Il regno solo in apparenza infatti era uscito da una favola, perché in fondo vi erano diverse amare verità. Gli abitanti di Oz vivevano nell’inganno, perché credevano che il Mago fosse onnipotente, quando in realtà il “Mago” era invece, solamente un uomo furbo ed estremamente pragmatico, perché aveva capito che il potere si regge su quello che gli altri vogliono vedere. Infatti, quando il personaggio del romanzo Dorothy e i suoi tre strani compagni si mettono in viaggio, trovano l’inganno del mago di Oz.

I tre compagni di Dorothy erano uno Spaventapasseri, che si credeva privo di cervello, un Uomo di Latta, che cercava un cuore, e un Leone che si sentiva vigliacco, e si misero in viaggio assieme a Dorothy, per chiedere al Mago di esaudire i loro desideri.
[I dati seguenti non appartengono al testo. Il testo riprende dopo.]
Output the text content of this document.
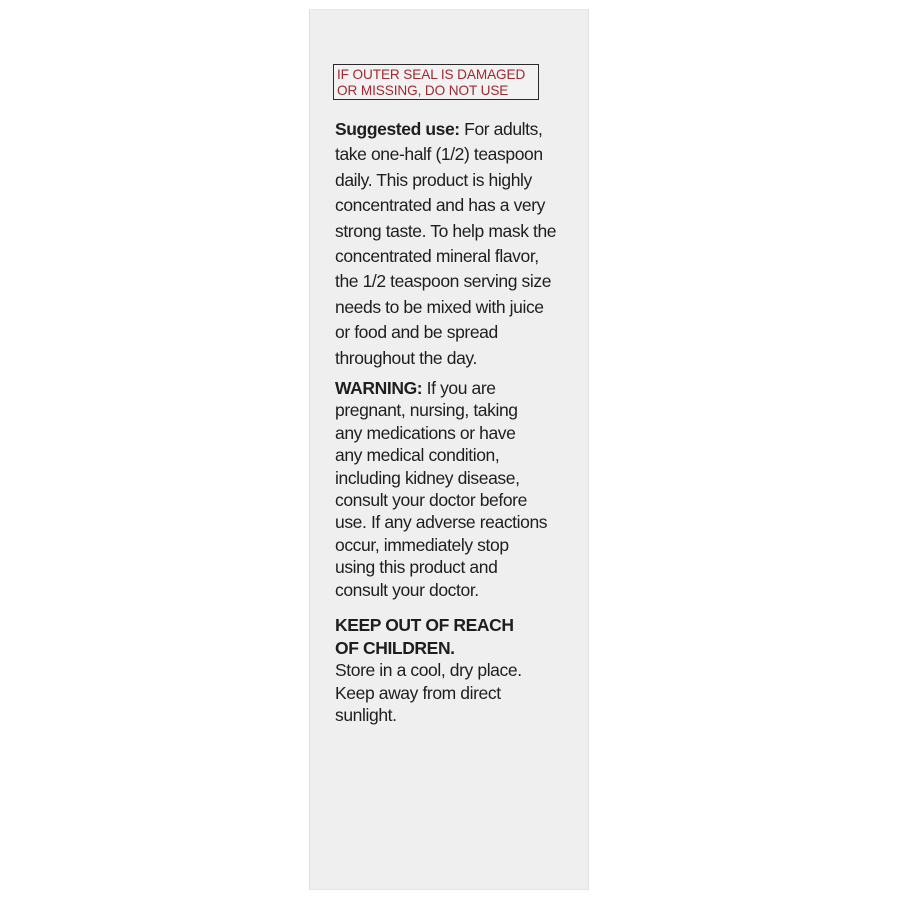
IF OUTER SEAL IS DAMAGED
OR MISSING, DO NOT USE
Suggested use: For adults,
take one-half (1/2) teaspoon
daily. This product is highly
concentrated and has a very
strong taste. To help mask the
concentrated mineral flavor,
the 1/2 teaspoon serving size
needs to be mixed with juice
or food and be spread
throughout the day.
WARNING: If you are
pregnant, nursing, taking
any medications or have
any medical condition,
including kidney disease,
consult your doctor before
use. If any adverse reactions
occur, immediately stop
using this product and
consult your doctor.
KEEP OUT OF REACH
OF CHILDREN.
Store in a cool, dry place.
Keep away from direct
sunlight.
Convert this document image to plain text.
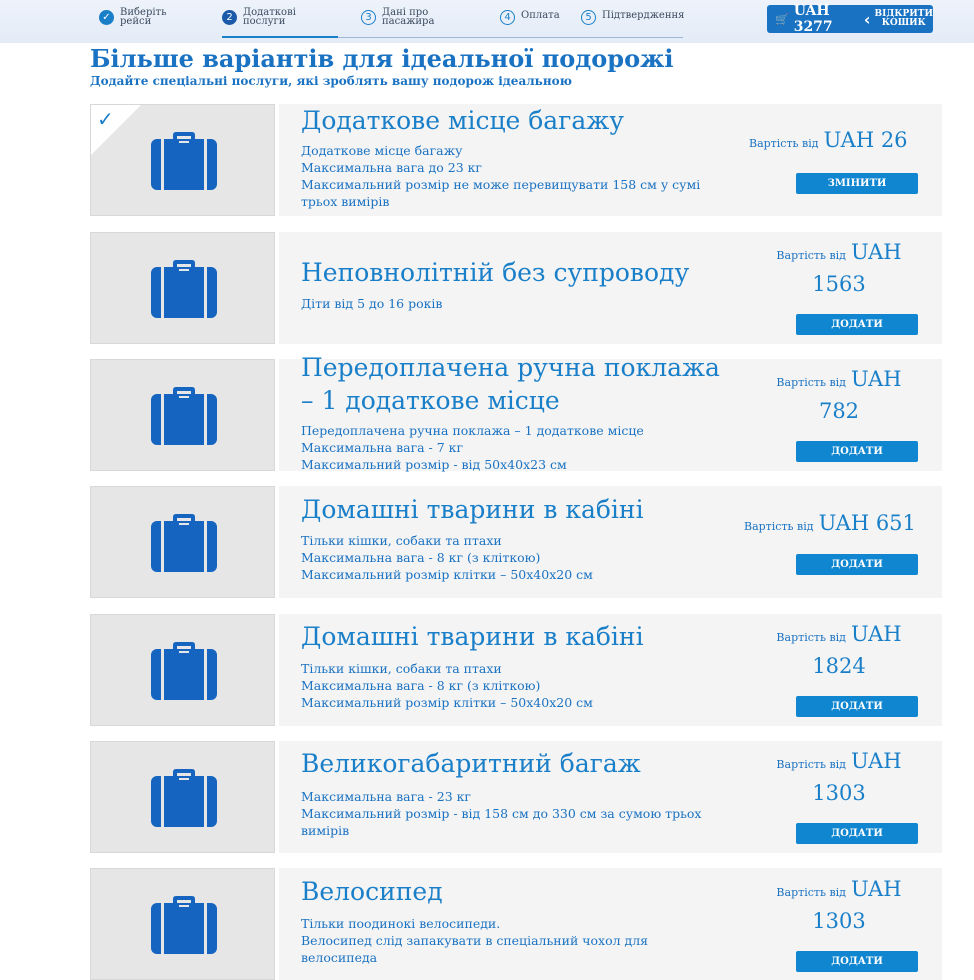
✓ Виберіть
рейси	2	Додаткові
послуги	3	Дані про
пасажира	4	Оплата	5	Підтвердження	🛒 UAH 3277	‹ ВІДКРИТИ
КОШИК
Більше варіантів для ідеальної подорожі
Додайте спеціальні послуги, які зроблять вашу подорож ідеальною
✓	Додаткове місце багажу
Додаткове місце багажу
Максимальна вага до 23 кг
Максимальний розмір не може перевищувати 158 см у сумі трьох вимірів
Вартість від UAH 26
ЗМІНИТИ
Неповнолітній без супроводу
Діти від 5 до 16 років
Вартість від UAH
1563
ДОДАТИ
Передоплачена ручна поклажа – 1 додаткове місце
Передоплачена ручна поклажа – 1 додаткове місце
Максимальна вага - 7 кг
Максимальний розмір - від 50x40x23 см
Вартість від UAH
782
ДОДАТИ
Домашні тварини в кабіні
Тільки кішки, собаки та птахи
Максимальна вага - 8 кг (з кліткою)
Максимальний розмір клітки – 50x40x20 см
Вартість від UAH 651
ДОДАТИ
Домашні тварини в кабіні
Тільки кішки, собаки та птахи
Максимальна вага - 8 кг (з кліткою)
Максимальний розмір клітки – 50x40x20 см
Вартість від UAH
1824
ДОДАТИ
Великогабаритний багаж
Максимальна вага - 23 кг
Максимальний розмір - від 158 см до 330 см за сумою трьох вимірів
Вартість від UAH
1303
ДОДАТИ
Велосипед
Тільки поодинокі велосипеди.
Велосипед слід запакувати в спеціальний чохол для велосипеда
Вартість від UAH
1303
ДОДАТИ
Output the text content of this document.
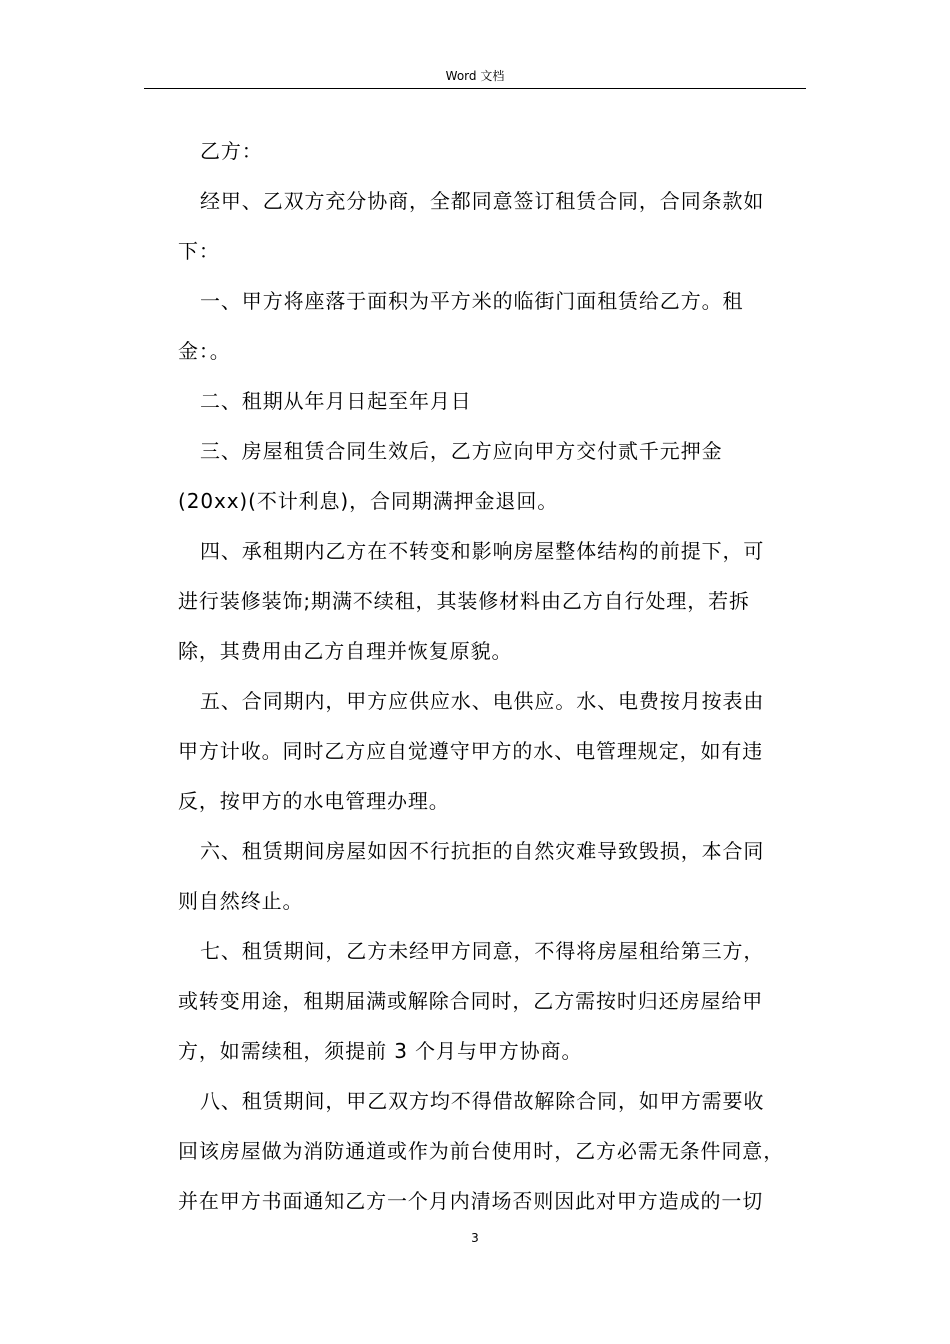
Word 文档
乙方：
经甲、乙双方充分协商，全都同意签订租赁合同，合同条款如
下：
一、甲方将座落于面积为平方米的临街门面租赁给乙方。租
金：。
二、租期从年月日起至年月日
三、房屋租赁合同生效后，乙方应向甲方交付贰千元押金
(20xx)(不计利息)，合同期满押金退回。
四、承租期内乙方在不转变和影响房屋整体结构的前提下，可
进行装修装饰;期满不续租，其装修材料由乙方自行处理，若拆
除，其费用由乙方自理并恢复原貌。
五、合同期内，甲方应供应水、电供应。水、电费按月按表由
甲方计收。同时乙方应自觉遵守甲方的水、电管理规定，如有违
反，按甲方的水电管理办理。
六、租赁期间房屋如因不行抗拒的自然灾难导致毁损，本合同
则自然终止。
七、租赁期间，乙方未经甲方同意，不得将房屋租给第三方，
或转变用途，租期届满或解除合同时，乙方需按时归还房屋给甲
方，如需续租，须提前 3 个月与甲方协商。
八、租赁期间，甲乙双方均不得借故解除合同，如甲方需要收
回该房屋做为消防通道或作为前台使用时，乙方必需无条件同意，
并在甲方书面通知乙方一个月内清场否则因此对甲方造成的一切
3
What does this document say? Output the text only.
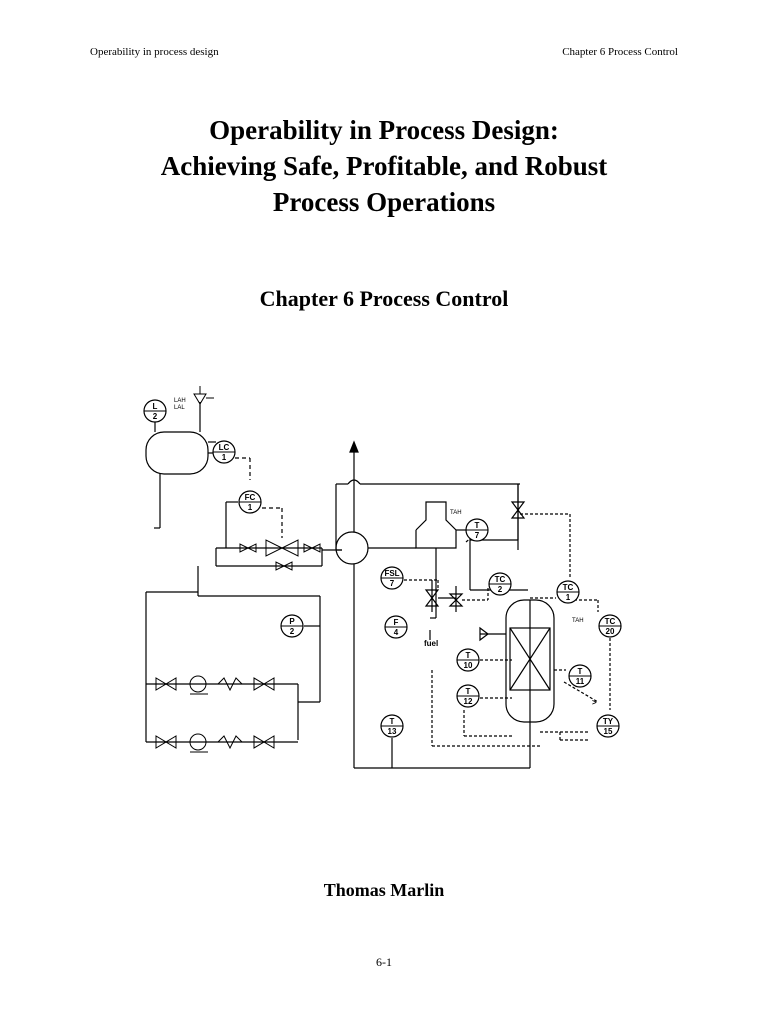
Operability in process design	Chapter 6 Process Control
Operability in Process Design:
Achieving Safe, Profitable, and Robust
Process Operations
Chapter 6 Process Control
L
2
LC
1
FC
1
P
2
T
7
FSL
7	TC
2	TC
1
F
4
TC
20
T
10
T
11
T
12
T
13
TY
15
LAH
LAL
TAH
TAH
fuel
>
Thomas Marlin
6-1
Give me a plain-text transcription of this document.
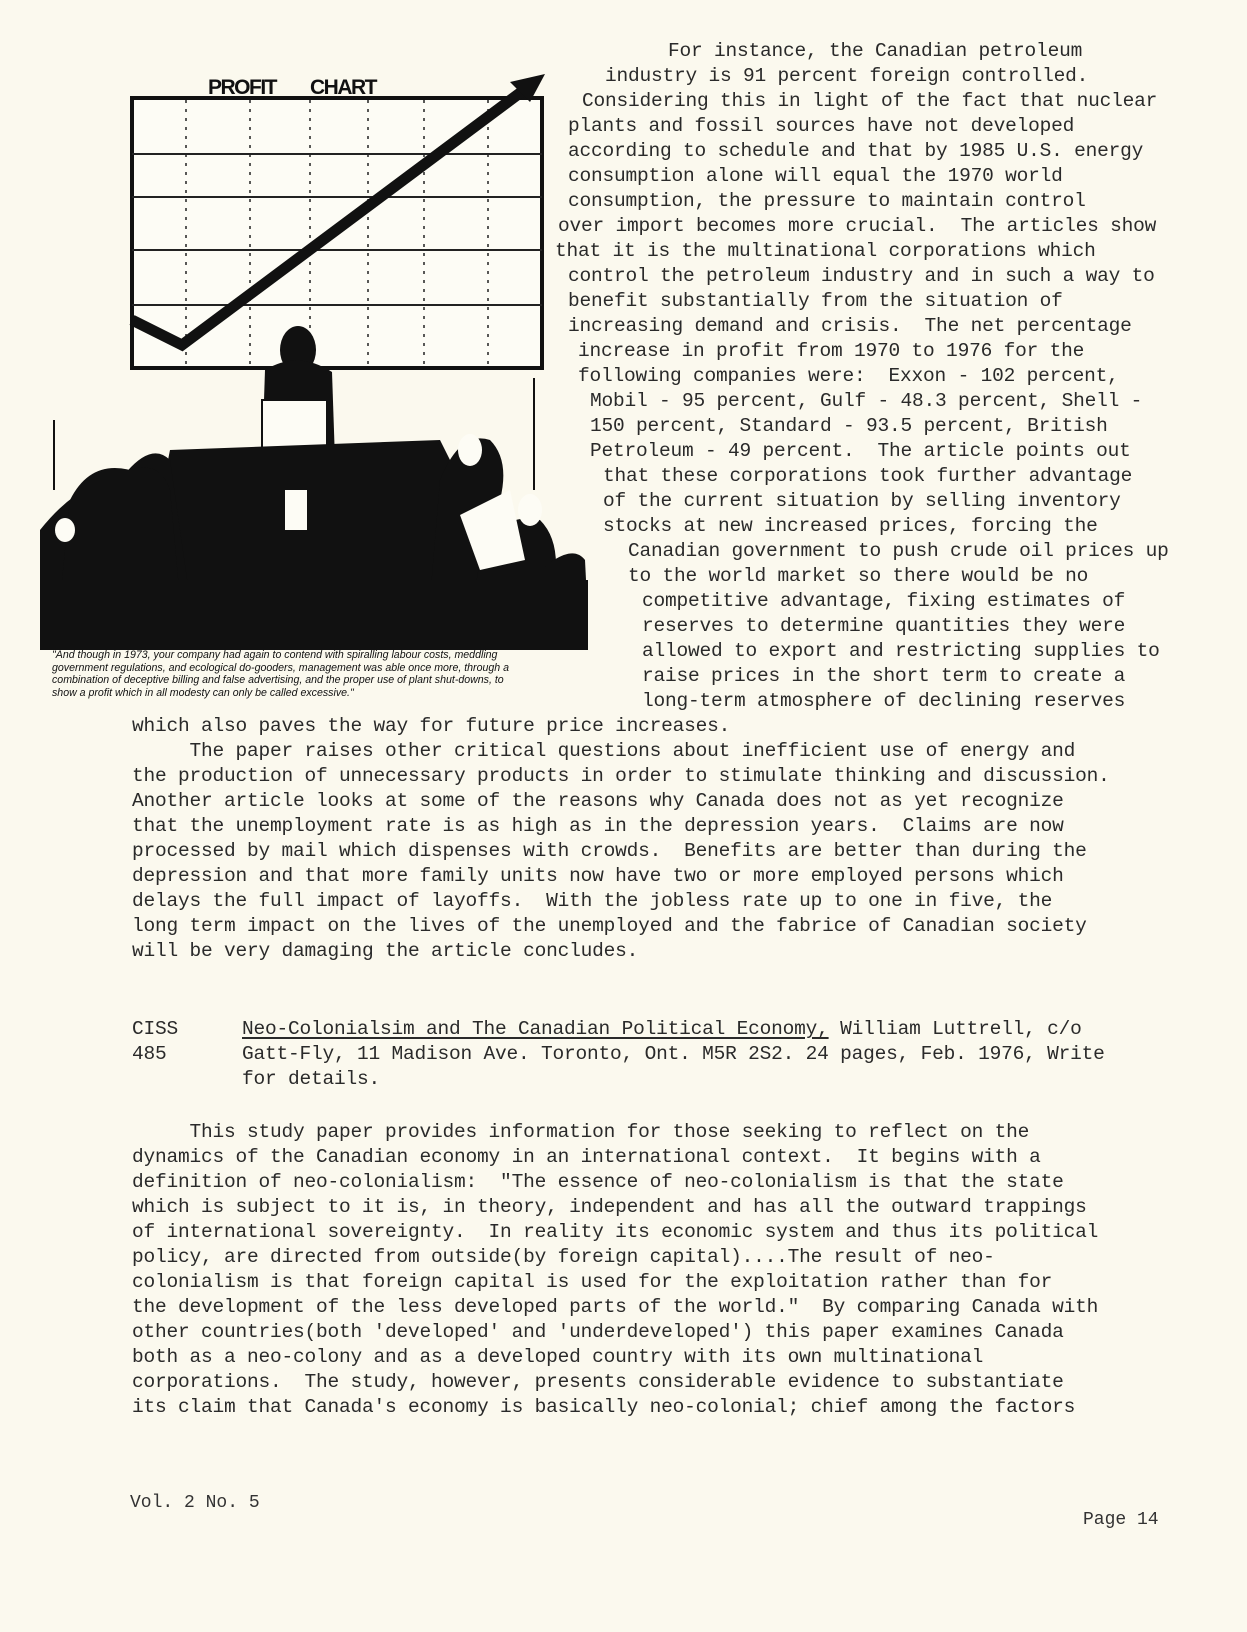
PROFIT CHART
"And though in 1973, your company had again to contend with spiralling labour costs, meddling
government regulations, and ecological do-gooders, management was able once more, through a
combination of deceptive billing and false advertising, and the proper use of plant shut-downs, to
show a profit which in all modesty can only be called excessive."
For instance, the Canadian petroleum
industry is 91 percent foreign controlled.
Considering this in light of the fact that nuclear
plants and fossil sources have not developed
according to schedule and that by 1985 U.S. energy
consumption alone will equal the 1970 world
consumption, the pressure to maintain control
over import becomes more crucial.  The articles show
that it is the multinational corporations which
control the petroleum industry and in such a way to
benefit substantially from the situation of
increasing demand and crisis.  The net percentage
increase in profit from 1970 to 1976 for the
following companies were:  Exxon - 102 percent,
Mobil - 95 percent, Gulf - 48.3 percent, Shell -
150 percent, Standard - 93.5 percent, British
Petroleum - 49 percent.  The article points out
that these corporations took further advantage
of the current situation by selling inventory
stocks at new increased prices, forcing the
Canadian government to push crude oil prices up
to the world market so there would be no
competitive advantage, fixing estimates of
reserves to determine quantities they were
allowed to export and restricting supplies to
raise prices in the short term to create a
long-term atmosphere of declining reserves
which also paves the way for future price increases.
The paper raises other critical questions about inefficient use of energy and
the production of unnecessary products in order to stimulate thinking and discussion.
Another article looks at some of the reasons why Canada does not as yet recognize
that the unemployment rate is as high as in the depression years.  Claims are now
processed by mail which dispenses with crowds.  Benefits are better than during the
depression and that more family units now have two or more employed persons which
delays the full impact of layoffs.  With the jobless rate up to one in five, the
long term impact on the lives of the unemployed and the fabrice of Canadian society
will be very damaging the article concludes.
CISS
485
Neo-Colonialsim and The Canadian Political Economy, William Luttrell, c/o
Gatt-Fly, 11 Madison Ave. Toronto, Ont. M5R 2S2. 24 pages, Feb. 1976, Write
for details.
This study paper provides information for those seeking to reflect on the
dynamics of the Canadian economy in an international context.  It begins with a
definition of neo-colonialism:  "The essence of neo-colonialism is that the state
which is subject to it is, in theory, independent and has all the outward trappings
of international sovereignty.  In reality its economic system and thus its political
policy, are directed from outside(by foreign capital)....The result of neo-
colonialism is that foreign capital is used for the exploitation rather than for
the development of the less developed parts of the world."  By comparing Canada with
other countries(both 'developed' and 'underdeveloped') this paper examines Canada
both as a neo-colony and as a developed country with its own multinational
corporations.  The study, however, presents considerable evidence to substantiate
its claim that Canada's economy is basically neo-colonial; chief among the factors
Vol. 2 No. 5
Page 14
Ma il “grande e terribile Oz” in realtà non era un mago, bensì solo un prestigiatore, un vecchio che tirava le fila da dietro un sipario. Oz non aveva poteri speciali, era solamente fumo senza arrosto e specchi senza magie.

Non si poteva però definire il Mago di Oz come un personaggio malvagio e nemmeno un cattivo burattinaio come il Mangiafuoco di Collodi. Oz era semplicemente uno specchio delle illusioni, che Dorothy e i suoi tre compagni si erano costruite, e in generale delle bugie che si è portati ad accettare, quando non si riesce a guardare in faccia la realtà.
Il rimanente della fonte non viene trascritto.